Jasse hier wieder, moin! Schon letzten Sommer habe ich rumgeflucht, dass es ja wohl ein Witz ist, dass man am Markt keinen guten Reiselautsprecher findet. Also so einen, der nicht entweder ein unmögliches Plastikklapperteil ist und/oder klingt wie ein Mopedauto, dem man nach Yngwie-Malmsteen-Lehrbuch eine Musikanlage reingetunt hat: Mehr ist mehr! Ergebnis: ein rotzender Bass, der alles unter sich begräbt.

Oder na ja, jetzt habe ich übertrieben. Gute Kisten gibt’s schon – aber die sind dann meistens auch verdammt teuer. Können wir uns nicht leisten.

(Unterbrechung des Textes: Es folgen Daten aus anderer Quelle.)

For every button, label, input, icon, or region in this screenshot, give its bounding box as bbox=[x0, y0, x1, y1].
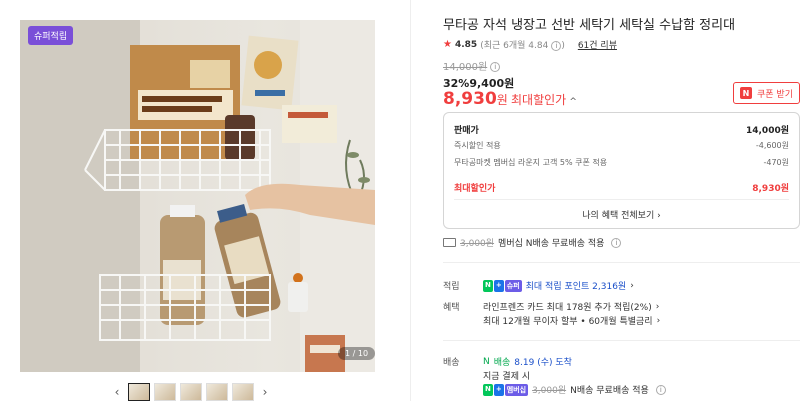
delivery-fee-row: N + 멤버십 3,000원 N배송 무료배송 적용 i bbox=[483, 383, 666, 396]
truck-icon bbox=[443, 238, 456, 247]
final-price-unit: 원 bbox=[496, 93, 508, 107]
price-row: 즉시할인 적용 -4,600원 bbox=[454, 141, 789, 150]
n-delivery-icon: N bbox=[483, 356, 490, 367]
membership-badge: N + 멤버십 bbox=[483, 383, 529, 396]
thumbnail[interactable] bbox=[232, 382, 254, 401]
divider bbox=[443, 262, 800, 263]
price-breakdown-box: 판매가 14,000원 즉시할인 적용 -4,600원 무타공마켓 멤버십 라운지 … bbox=[443, 112, 800, 229]
naver-coupon-icon: N bbox=[740, 87, 752, 99]
delivery-type: 배송 bbox=[493, 358, 511, 368]
rating-row: ★ 4.85 (최근 6개월 4.84 i) 61건 리뷰 bbox=[443, 38, 617, 51]
shipping-summary: 3,000원 멤버십 N배송 무료배송 적용 i bbox=[443, 236, 622, 249]
product-title: 무타공 자석 냉장고 선반 세탁기 세탁실 수납함 정리대 bbox=[443, 18, 736, 33]
delivery-condition: 지금 결제 시 bbox=[483, 372, 531, 382]
info-icon[interactable]: i bbox=[655, 384, 666, 395]
chevron-up-icon[interactable]: ^ bbox=[569, 97, 577, 107]
delivery-fee-text: N배송 무료배송 적용 bbox=[570, 386, 649, 396]
benefits-label: 혜택 bbox=[443, 303, 460, 313]
product-details: 무타공 자석 냉장고 선반 세탁기 세탁실 수납함 정리대 ★ 4.85 (최근… bbox=[443, 0, 800, 401]
info-icon[interactable]: i bbox=[611, 237, 622, 248]
thumbnail[interactable] bbox=[180, 382, 202, 401]
coupon-button-label: 쿠폰 받기 bbox=[757, 89, 793, 100]
coupon-button[interactable]: N 쿠폰 받기 bbox=[733, 82, 800, 104]
final-price-label: 최대할인가 bbox=[511, 93, 567, 107]
shipping-summary-text: 멤버십 N배송 무료배송 적용 bbox=[498, 239, 605, 249]
points-text: 최대 적립 포인트 2,316원 bbox=[525, 282, 627, 292]
naverpay-badge: N + 슈퍼 bbox=[483, 279, 522, 292]
divider bbox=[454, 199, 789, 200]
product-gallery: 슈퍼적립 1 / 10 ‹ › bbox=[0, 0, 410, 401]
main-product-image[interactable] bbox=[20, 20, 375, 372]
rating-value: 4.85 bbox=[454, 39, 478, 50]
thumbnail[interactable] bbox=[128, 382, 150, 401]
info-icon[interactable]: i bbox=[490, 62, 501, 72]
delivery-label: 배송 bbox=[443, 358, 460, 368]
final-price: 8,930 bbox=[443, 89, 497, 109]
rating-recent: (최근 6개월 4.84 i) bbox=[480, 40, 565, 51]
price-total-row: 최대할인가 8,930원 bbox=[454, 184, 789, 194]
benefit-line[interactable]: 최대 12개월 무이자 할부 • 60개월 특별금리 › bbox=[483, 314, 660, 328]
points-label: 적립 bbox=[443, 282, 460, 292]
delivery-date: 8.19 (수) 도착 bbox=[514, 358, 572, 368]
star-icon: ★ bbox=[443, 39, 452, 50]
thumbnail[interactable] bbox=[154, 382, 176, 401]
divider bbox=[443, 340, 800, 341]
old-shipping-fee: 3,000원 bbox=[460, 239, 495, 249]
points-row[interactable]: N + 슈퍼 최대 적립 포인트 2,316원 › bbox=[483, 279, 634, 292]
old-delivery-fee: 3,000원 bbox=[532, 386, 567, 396]
delivery-date-row: N 배송 8.19 (수) 도착 bbox=[483, 355, 572, 369]
original-price: 14,000원 i bbox=[443, 58, 501, 73]
review-link[interactable]: 61건 리뷰 bbox=[578, 38, 617, 51]
chevron-right-icon[interactable]: › bbox=[258, 385, 272, 399]
image-counter: 1 / 10 bbox=[338, 347, 376, 360]
thumbnail[interactable] bbox=[206, 382, 228, 401]
price-row: 판매가 14,000원 bbox=[454, 126, 789, 136]
chevron-left-icon[interactable]: ‹ bbox=[110, 385, 124, 399]
thumbnail-strip: ‹ › bbox=[110, 382, 290, 401]
info-icon[interactable]: i bbox=[551, 40, 562, 51]
final-price-row[interactable]: 8,930원 최대할인가 ^ bbox=[443, 89, 577, 109]
benefit-line[interactable]: 라인프렌즈 카드 최대 178원 추가 적립(2%) › bbox=[483, 300, 659, 314]
all-benefits-link[interactable]: 나의 혜택 전체보기 › bbox=[444, 208, 799, 221]
product-photo-illustration bbox=[20, 20, 375, 372]
column-divider bbox=[410, 0, 411, 401]
price-row: 무타공마켓 멤버십 라운지 고객 5% 쿠폰 적용 -470원 bbox=[454, 158, 789, 167]
super-points-badge: 슈퍼적립 bbox=[28, 26, 74, 45]
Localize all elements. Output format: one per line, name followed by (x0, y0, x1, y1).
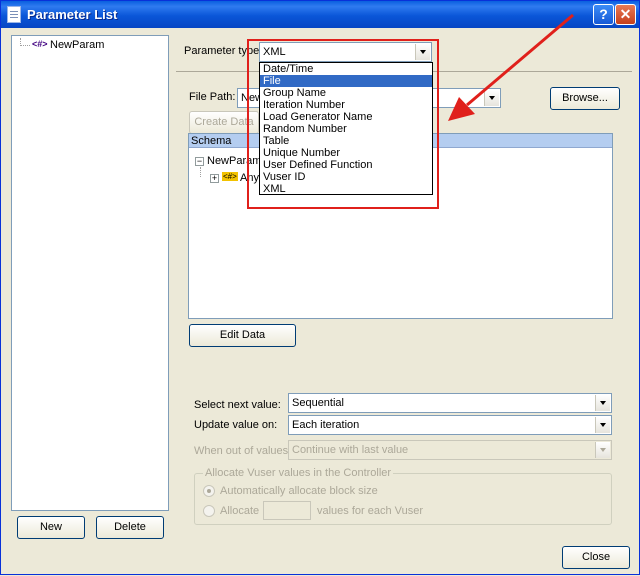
allocate-suffix-label: values for each Vuser (317, 505, 423, 517)
new-button[interactable]: New (17, 516, 85, 539)
file-path-label: File Path: (189, 91, 236, 103)
help-button[interactable]: ? (593, 4, 614, 25)
auto-allocate-radio[interactable] (203, 485, 215, 497)
red-highlight-box (247, 39, 439, 209)
out-of-values-label: When out of values: (194, 445, 292, 457)
title-bar[interactable]: Parameter List ? ✕ (1, 1, 639, 28)
chevron-down-icon[interactable] (484, 90, 499, 106)
browse-button[interactable]: Browse... (550, 87, 620, 110)
allocate-group-legend: Allocate Vuser values in the Controller (203, 467, 394, 479)
close-window-button[interactable]: ✕ (615, 4, 636, 25)
tree-connector (20, 45, 30, 46)
expand-icon[interactable]: + (210, 174, 219, 183)
tree-connector (200, 167, 201, 177)
collapse-icon[interactable]: − (195, 157, 204, 166)
allocate-count-input[interactable] (263, 501, 311, 520)
parameter-list-window: Parameter List ? ✕ <#> NewParam New Dele… (0, 0, 640, 575)
allocate-label: Allocate (220, 505, 260, 517)
parameter-tree[interactable]: <#> NewParam (11, 35, 169, 511)
out-of-values-select[interactable]: Continue with last value (288, 440, 612, 460)
auto-allocate-label: Automatically allocate block size (220, 485, 378, 497)
select-next-value-value: Sequential (292, 397, 344, 409)
allocate-radio[interactable] (203, 505, 215, 517)
close-button[interactable]: Close (562, 546, 630, 569)
select-next-value-label: Select next value: (194, 399, 281, 411)
allocate-group: Allocate Vuser values in the Controller … (194, 467, 612, 525)
update-value-value: Each iteration (292, 419, 360, 431)
delete-button[interactable]: Delete (96, 516, 164, 539)
chevron-down-icon[interactable] (595, 442, 610, 458)
select-next-value-select[interactable]: Sequential (288, 393, 612, 413)
update-value-select[interactable]: Each iteration (288, 415, 612, 435)
update-value-label: Update value on: (194, 419, 278, 431)
tree-item-newparam[interactable]: NewParam (50, 39, 104, 51)
schema-header-label: Schema (191, 135, 232, 147)
window-icon (7, 6, 21, 23)
chevron-down-icon[interactable] (595, 417, 610, 433)
xml-element-icon: <#> (222, 172, 238, 181)
chevron-down-icon[interactable] (595, 395, 610, 411)
tree-item-prefix-icon: <#> (32, 39, 48, 49)
edit-data-button[interactable]: Edit Data (189, 324, 296, 347)
window-title: Parameter List (27, 7, 118, 22)
out-of-values-value: Continue with last value (292, 444, 409, 456)
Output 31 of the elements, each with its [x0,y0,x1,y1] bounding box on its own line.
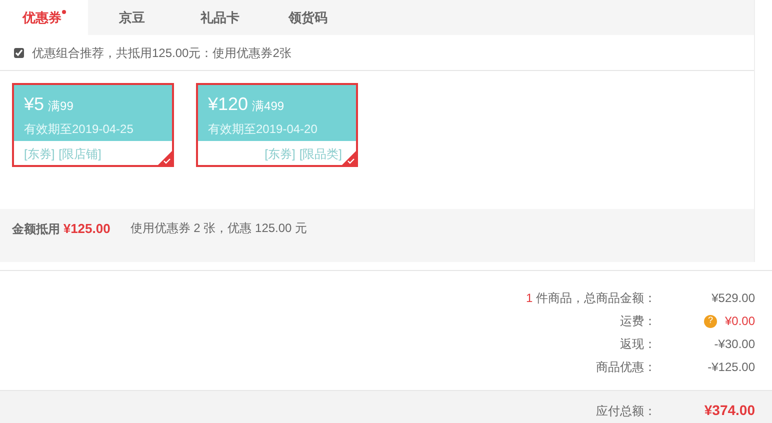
summary-label: 1 件商品，总商品金额： [524,290,656,307]
coupon-condition: 满499 [252,98,284,115]
tab[interactable]: 京豆 [88,0,176,35]
deduction-note: 使用优惠券 2 张，优惠 125.00 元 [130,220,308,237]
recommend-checkbox[interactable] [14,48,24,58]
coupon-tag: [限品类] [299,145,342,163]
total-value: ¥374.00 [703,401,755,420]
summary-label: 返现： [619,336,656,353]
summary-label: 商品优惠： [595,359,656,376]
deduction-label: 金额抵用 ¥125.00 [12,220,110,238]
summary-label: 运费： [619,313,656,330]
summary-value: -¥30.00 [714,336,755,353]
selected-check-icon [158,151,172,165]
tab[interactable]: 领货码 [264,0,352,35]
coupon-validity: 有效期至2019-04-20 [208,121,318,138]
summary-value: -¥125.00 [708,359,755,376]
coupon-amount: ¥120 [208,93,248,116]
tab[interactable]: 礼品卡 [176,0,264,35]
coupon-tag: [东券] [24,145,55,163]
coupon-tag: [东券] [264,145,296,163]
recommend-text: 优惠组合推荐，共抵用125.00元：使用优惠券2张 [32,44,292,62]
help-icon[interactable]: ? [704,314,717,328]
coupon-validity: 有效期至2019-04-25 [24,121,134,138]
summary-value: ¥529.00 [712,290,755,307]
summary-value: ¥0.00 [724,313,755,330]
selected-check-icon [342,151,356,165]
total-label: 应付总额： [595,402,656,420]
coupon-condition: 满99 [48,98,74,115]
coupon-tag: [限店铺] [58,145,102,163]
tab[interactable]: 优惠券 [0,0,88,35]
coupon-amount: ¥5 [24,93,44,116]
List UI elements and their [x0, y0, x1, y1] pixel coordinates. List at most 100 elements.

Darum haben wir uns drangemacht, bei verschiedenen Herstellern Kisten zum Testen zu bestellen und zu schauen, ob wir ein gutes, bezahlbares Gerät auf den Markt kriegen, das diese Einheitsboxen, von denen es Milliarden pro Dutzend gibt, beim Preis‑Leistungs‑Verhältnis wegputzt.

Und was macht das Ding dann großartig?

Na erstens: ein gleichmäßiger Frequenzgang und moderate Klirrwerte, die für klare Wiedergabe sorgen – sowohl bei Musik als auch bei Podcasts und Hörbüchern.

Wir machen hier nicht bei dem Wettbewerb mit, welche Kiste am lautesten brüllt und wo am meisten von diesem Rap‑Bass drin ist, sondern stecken alles in die Klangqualität.

Dann muss das Ding leicht mitzunehmen sein. Heißt: höchstens so groß und schwer wie eine halbliterige Trinkflasche.

Außerdem muss es Vaco-Mittsommerfeste überleben. Also: bomben- und wasserfest.

Und ratet mal? Hat geklappt! Und zusätzlich zu allem oben genannten kann es noch mehr: Mit Stereoverbreiterung per Knopfdruck klingt dieses kleine Teil deutlich nach einem größeren Gerät – und zaubert dabei auch ein ordentliches Stereobild, ohne plastikmäßig zu klingen, wie es bei so einem Effekt sonst gern passiert.

Und wenn Größe und Wucht des Klangfelds für die Poolparty nicht reichen, kann man zwei davon koppeln – dann laufen sie zusammen als ein echtes Stereosystem.

Und die Musik kann man nicht nur über Bluetooth 5.0 abspielen, sondern auch ganz klassisch per Kabel – weil die wenigsten Kassettenrekorder sonst irgendwelche Ausgänge haben – und natürlich können die Halb‑Retro‑Leute ihre Musikdateien auch von der Speicherkarte abfeuern.

Und noch mal für die Nörgler: Ja, Bass gibt’s hier. Der geht für so eine kleine Dose tatsächlich erstaunlich tief runter. Es ist nur kein alles zudeckendes Durchfall‑Gewummer.

Und ja, bei Bedarf kommt auch so viel Lautstärke raus, dass die Oma vom Nachbarblock rüberkommt und fragt, ob hier der Tuomisjamppa so schön singt. Das ist nur nicht die Grundeinstellung des Geräts.

Schau dir im Video unten eine etwas genauere Vorstellung an. In den Verkauf geht’s, sobald wir die Teile ab Werk im Lager haben. Bei den Kopfhörern war bei uns Unternehmern der Blutdruck wegen Corona und der Wartezeit der Kundschaft so hoch, dass wir keine Vorbestellungen mehr machen.

War echt nicht weit davon entfernt, dass die Leute mit Mistgabeln und Fackeln bei uns im Büro aufkreuzen und Rabatz machen.